IPCC and the money trail
John Tierney, of the New York Times, finds himself “in the unfamiliar position of defending Al Gore and his fellow Nobel laureate, Rajendra K. Pachauri.” He’s calling out what he sees as a cheap way of scoring points in climate change arguments:
Conflict-of-interest accusations have become the simplest strategy for avoiding a substantive debate. The growing obsession with following the money too often leads to nothing but cheap ad hominem attacks.

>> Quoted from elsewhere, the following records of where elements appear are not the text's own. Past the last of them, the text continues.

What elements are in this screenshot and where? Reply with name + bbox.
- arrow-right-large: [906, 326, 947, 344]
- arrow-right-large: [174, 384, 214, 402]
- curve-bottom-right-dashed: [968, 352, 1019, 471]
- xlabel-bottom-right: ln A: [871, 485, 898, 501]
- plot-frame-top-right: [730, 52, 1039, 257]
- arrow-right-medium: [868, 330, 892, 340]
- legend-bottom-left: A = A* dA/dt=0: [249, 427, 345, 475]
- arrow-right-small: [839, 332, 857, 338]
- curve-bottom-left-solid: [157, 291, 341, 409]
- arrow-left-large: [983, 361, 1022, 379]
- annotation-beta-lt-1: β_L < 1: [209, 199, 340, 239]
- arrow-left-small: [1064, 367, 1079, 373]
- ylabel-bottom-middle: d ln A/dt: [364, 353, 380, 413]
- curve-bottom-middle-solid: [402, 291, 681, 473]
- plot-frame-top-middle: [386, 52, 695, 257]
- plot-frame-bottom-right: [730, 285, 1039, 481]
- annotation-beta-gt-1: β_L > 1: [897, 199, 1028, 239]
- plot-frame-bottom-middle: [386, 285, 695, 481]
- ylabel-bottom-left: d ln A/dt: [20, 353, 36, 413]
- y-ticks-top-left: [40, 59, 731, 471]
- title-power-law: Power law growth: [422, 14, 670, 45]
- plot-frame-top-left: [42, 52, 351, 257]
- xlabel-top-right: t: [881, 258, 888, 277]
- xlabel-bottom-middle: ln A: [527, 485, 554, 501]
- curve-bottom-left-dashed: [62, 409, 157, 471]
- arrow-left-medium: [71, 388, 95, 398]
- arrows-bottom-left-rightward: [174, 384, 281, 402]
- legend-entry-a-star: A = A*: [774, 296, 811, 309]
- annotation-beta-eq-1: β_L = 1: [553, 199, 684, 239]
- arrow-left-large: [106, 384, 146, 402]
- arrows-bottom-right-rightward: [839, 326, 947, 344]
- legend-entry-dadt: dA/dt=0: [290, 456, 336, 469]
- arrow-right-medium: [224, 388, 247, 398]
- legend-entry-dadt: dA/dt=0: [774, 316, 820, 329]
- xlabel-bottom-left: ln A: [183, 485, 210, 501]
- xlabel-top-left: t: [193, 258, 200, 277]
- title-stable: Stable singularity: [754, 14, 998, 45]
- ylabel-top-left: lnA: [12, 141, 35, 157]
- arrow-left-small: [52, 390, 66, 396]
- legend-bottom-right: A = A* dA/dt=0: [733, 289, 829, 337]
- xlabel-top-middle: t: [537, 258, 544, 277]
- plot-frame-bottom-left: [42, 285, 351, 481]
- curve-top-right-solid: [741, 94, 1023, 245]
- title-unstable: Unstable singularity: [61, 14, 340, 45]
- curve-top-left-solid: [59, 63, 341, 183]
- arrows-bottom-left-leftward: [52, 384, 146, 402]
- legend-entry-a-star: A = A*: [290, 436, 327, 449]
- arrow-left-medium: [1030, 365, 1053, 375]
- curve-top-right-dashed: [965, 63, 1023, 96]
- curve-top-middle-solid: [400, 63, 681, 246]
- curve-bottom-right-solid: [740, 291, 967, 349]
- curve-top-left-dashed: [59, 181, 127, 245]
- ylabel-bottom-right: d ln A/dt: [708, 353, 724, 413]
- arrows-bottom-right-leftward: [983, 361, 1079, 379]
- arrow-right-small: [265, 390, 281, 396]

Tierney is right that sometimes you need commercial involvement in working out how to deal with complex issues like climate change. The National Research Council in the US commonly involves industry people in the preparation of its reports. But this does not in any way resolve the quite valid questions about Pachauri’s connections, which are related to grant money and corporate profits, but also to the control of ideas and the prestige that comes with it. He basically points this out in later in the column (my emphasis):
There are, of course, notorious cases of corporate money buying predetermined conclusions, like the reports once put out by the Tobacco Institute to rebut concerns about smoking and cancer. But there has also been dubious work promoted by government agencies and foundations eager to generate publicity and advance their own agendas.
Exactly. Corporate involvement or not; money trail or not; conflict of interest is a serious issue that should be addressed by anyone in a position to give science advice.
I agree with Tierney’s points about the money trail obsession. But let’s not forget that this controversy could have been avoided if the IPCC had a policy for recognizing and dealing with conflict of interest. This is a pretty shocking oversight.